You call Absolut an early adopter of RenGen ideas because of a breakthrough 1985 ad that Andy Warhol designed. But the company was already targeting the gay market, right?Absolut embraced the “other” as an exotic. They embraced Warhol as an exotic, and they embraced the gay community as sort of the exotic, and if you sell vodka -- it’s just clear liquid -- you need to wrap the brand in something. They became the number 1–selling vodka in this country not just through their embrace of art and design; the gay community had a lot to do with it. Absolut became such heavy sponsors of everything from gay beach volleyball to Christmas choruses. After they’d made their mark, they moved to expand their market.
We’ve seen that strategy time and time again, most recently with the flurry of style shows on Bravo -- Queer Eye, Project Runway, Top Design -- that first hit with gay viewers before reaching a broader audience.It’s a whole new set of values around the way we’ve segmented ourselves in our society. The embrace of the gay community is, for the RenGen, not only practical, it’s about survival.

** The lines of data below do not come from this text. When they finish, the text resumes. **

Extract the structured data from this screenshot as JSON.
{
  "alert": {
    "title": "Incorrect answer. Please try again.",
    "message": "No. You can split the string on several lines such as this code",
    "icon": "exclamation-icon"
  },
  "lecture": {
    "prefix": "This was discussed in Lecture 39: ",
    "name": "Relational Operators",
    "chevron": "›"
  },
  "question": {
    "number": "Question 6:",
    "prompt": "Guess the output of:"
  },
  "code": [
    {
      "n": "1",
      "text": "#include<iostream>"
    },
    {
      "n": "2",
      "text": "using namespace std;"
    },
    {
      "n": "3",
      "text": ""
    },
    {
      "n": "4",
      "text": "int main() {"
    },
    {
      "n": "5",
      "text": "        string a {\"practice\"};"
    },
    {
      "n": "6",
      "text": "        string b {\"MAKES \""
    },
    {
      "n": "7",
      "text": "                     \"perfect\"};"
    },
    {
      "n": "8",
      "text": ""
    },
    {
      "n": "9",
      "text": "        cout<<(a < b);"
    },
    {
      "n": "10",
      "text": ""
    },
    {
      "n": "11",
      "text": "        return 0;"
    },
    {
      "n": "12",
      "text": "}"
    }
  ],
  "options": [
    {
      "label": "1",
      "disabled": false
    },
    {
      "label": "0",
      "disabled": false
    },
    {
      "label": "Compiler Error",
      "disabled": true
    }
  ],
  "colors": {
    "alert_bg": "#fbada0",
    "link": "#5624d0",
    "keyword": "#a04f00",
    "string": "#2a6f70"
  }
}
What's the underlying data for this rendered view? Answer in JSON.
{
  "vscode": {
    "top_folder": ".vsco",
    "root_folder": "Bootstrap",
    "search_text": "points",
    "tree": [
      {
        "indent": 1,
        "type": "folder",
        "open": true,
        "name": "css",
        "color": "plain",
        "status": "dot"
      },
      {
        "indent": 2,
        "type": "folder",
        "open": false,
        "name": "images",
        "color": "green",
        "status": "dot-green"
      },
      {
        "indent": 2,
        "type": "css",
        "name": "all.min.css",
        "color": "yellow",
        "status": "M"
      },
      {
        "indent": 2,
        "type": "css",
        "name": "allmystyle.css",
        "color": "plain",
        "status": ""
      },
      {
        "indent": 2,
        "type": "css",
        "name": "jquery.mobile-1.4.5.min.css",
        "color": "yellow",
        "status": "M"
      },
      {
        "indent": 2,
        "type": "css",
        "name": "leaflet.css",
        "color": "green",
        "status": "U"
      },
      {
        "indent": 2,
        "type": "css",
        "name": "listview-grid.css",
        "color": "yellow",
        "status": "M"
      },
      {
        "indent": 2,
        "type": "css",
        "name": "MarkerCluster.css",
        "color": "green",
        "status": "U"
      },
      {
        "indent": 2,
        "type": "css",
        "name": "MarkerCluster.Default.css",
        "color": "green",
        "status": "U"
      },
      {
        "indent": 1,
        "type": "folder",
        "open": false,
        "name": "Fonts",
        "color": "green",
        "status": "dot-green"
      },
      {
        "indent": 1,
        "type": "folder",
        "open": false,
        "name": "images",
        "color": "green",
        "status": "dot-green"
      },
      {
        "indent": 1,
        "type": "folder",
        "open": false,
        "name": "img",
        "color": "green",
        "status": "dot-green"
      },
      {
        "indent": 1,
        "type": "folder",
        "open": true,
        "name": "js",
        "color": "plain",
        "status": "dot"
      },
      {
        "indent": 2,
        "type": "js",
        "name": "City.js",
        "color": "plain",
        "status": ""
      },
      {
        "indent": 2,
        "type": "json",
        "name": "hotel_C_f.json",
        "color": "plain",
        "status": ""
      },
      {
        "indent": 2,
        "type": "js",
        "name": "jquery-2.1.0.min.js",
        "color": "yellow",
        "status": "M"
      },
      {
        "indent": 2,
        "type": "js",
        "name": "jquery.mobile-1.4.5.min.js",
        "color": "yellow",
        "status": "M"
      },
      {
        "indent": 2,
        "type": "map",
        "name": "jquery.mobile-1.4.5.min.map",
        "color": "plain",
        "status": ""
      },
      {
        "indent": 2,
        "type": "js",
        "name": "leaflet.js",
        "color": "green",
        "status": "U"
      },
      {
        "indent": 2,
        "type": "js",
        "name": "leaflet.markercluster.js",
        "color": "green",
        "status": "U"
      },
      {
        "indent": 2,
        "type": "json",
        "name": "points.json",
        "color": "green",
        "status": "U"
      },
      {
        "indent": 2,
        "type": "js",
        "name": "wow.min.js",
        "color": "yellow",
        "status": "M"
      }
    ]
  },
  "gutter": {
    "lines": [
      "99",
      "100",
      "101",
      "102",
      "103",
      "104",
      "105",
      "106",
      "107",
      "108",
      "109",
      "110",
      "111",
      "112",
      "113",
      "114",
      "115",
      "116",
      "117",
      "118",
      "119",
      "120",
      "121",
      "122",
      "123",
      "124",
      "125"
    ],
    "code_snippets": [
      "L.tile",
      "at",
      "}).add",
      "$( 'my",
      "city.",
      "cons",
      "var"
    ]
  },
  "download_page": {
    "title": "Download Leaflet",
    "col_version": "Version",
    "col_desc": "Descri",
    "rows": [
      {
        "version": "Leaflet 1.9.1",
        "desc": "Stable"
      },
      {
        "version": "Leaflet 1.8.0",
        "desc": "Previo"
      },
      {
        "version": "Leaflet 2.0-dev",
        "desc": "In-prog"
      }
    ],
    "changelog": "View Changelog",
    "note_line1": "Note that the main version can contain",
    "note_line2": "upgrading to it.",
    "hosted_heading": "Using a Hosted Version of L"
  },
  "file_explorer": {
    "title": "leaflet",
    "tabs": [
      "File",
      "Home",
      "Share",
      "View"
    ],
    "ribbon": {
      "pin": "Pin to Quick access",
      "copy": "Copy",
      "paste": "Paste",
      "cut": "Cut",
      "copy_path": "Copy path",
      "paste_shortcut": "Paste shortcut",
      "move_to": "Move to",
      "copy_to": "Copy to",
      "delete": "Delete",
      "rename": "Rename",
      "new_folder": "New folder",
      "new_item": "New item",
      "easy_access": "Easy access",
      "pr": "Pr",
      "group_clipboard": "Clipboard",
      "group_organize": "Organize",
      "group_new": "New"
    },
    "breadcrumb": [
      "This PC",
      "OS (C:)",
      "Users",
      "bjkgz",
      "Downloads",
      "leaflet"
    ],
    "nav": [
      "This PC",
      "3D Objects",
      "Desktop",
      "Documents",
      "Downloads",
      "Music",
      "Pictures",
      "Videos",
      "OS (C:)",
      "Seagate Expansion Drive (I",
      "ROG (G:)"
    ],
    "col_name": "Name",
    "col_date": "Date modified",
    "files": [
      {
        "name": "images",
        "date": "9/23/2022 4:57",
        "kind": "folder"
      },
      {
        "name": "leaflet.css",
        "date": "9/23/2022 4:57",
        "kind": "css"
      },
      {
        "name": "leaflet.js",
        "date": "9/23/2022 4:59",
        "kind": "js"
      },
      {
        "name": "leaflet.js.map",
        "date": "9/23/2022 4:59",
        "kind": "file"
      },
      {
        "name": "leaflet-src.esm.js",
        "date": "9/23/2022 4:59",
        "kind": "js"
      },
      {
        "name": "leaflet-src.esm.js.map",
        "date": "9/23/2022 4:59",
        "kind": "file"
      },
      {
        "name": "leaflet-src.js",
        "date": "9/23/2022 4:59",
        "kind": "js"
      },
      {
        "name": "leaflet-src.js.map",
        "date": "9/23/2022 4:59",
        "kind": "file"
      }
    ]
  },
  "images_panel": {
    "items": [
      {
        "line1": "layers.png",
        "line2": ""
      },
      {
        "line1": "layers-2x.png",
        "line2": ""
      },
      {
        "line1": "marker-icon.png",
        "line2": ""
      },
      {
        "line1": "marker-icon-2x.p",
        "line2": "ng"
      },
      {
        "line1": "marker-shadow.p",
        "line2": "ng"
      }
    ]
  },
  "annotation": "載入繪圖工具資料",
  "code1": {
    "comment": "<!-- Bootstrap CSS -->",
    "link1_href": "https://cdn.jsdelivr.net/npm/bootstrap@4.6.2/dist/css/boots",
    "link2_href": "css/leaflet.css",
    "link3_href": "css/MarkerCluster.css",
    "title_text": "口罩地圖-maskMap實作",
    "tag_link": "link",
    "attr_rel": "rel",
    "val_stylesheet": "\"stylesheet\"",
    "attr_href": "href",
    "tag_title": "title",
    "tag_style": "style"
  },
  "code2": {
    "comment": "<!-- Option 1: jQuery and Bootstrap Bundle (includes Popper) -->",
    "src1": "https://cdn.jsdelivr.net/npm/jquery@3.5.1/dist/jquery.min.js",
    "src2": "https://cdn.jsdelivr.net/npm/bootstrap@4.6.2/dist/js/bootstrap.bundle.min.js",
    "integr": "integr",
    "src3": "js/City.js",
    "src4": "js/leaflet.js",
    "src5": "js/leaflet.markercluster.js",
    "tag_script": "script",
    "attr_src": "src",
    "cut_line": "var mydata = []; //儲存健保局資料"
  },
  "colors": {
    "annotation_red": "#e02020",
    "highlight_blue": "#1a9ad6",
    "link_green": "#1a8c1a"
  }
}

The RenGen believes that the more diverse their teams are, their communities are, the more likely they are to survive. We’re not talking about tolerance here. I think tolerance is a very old-school concept.
You write about “fusion,” the “coming together of two unlikely pairings” that yields fresh ideas. The metrosexual trend seemed to be an example of that, even if people now disavow it.If we’re going to be rigorous, for all these trends, there’s a countertrend -- that’s the paradox of a shift as profound as the one we’re in. So as you see the feminization of the American male, you also see this countertrend in the rise of interest in martial arts, the “fight club” cult. The younger generation of RenGen males is not sure what their roles are as straight males, and so you’re going to see a lot of experimentation, a lot of contradictions, playing out in the marketplace. They will absolutely refuse to be marketed to in a way that’s monolithic. So if I’m a student of kung fu, I lift weights, and I consider myself a standard heterosexual male, don’t tell me that I can’t also buy hair gel and be fashionable and wear scarves.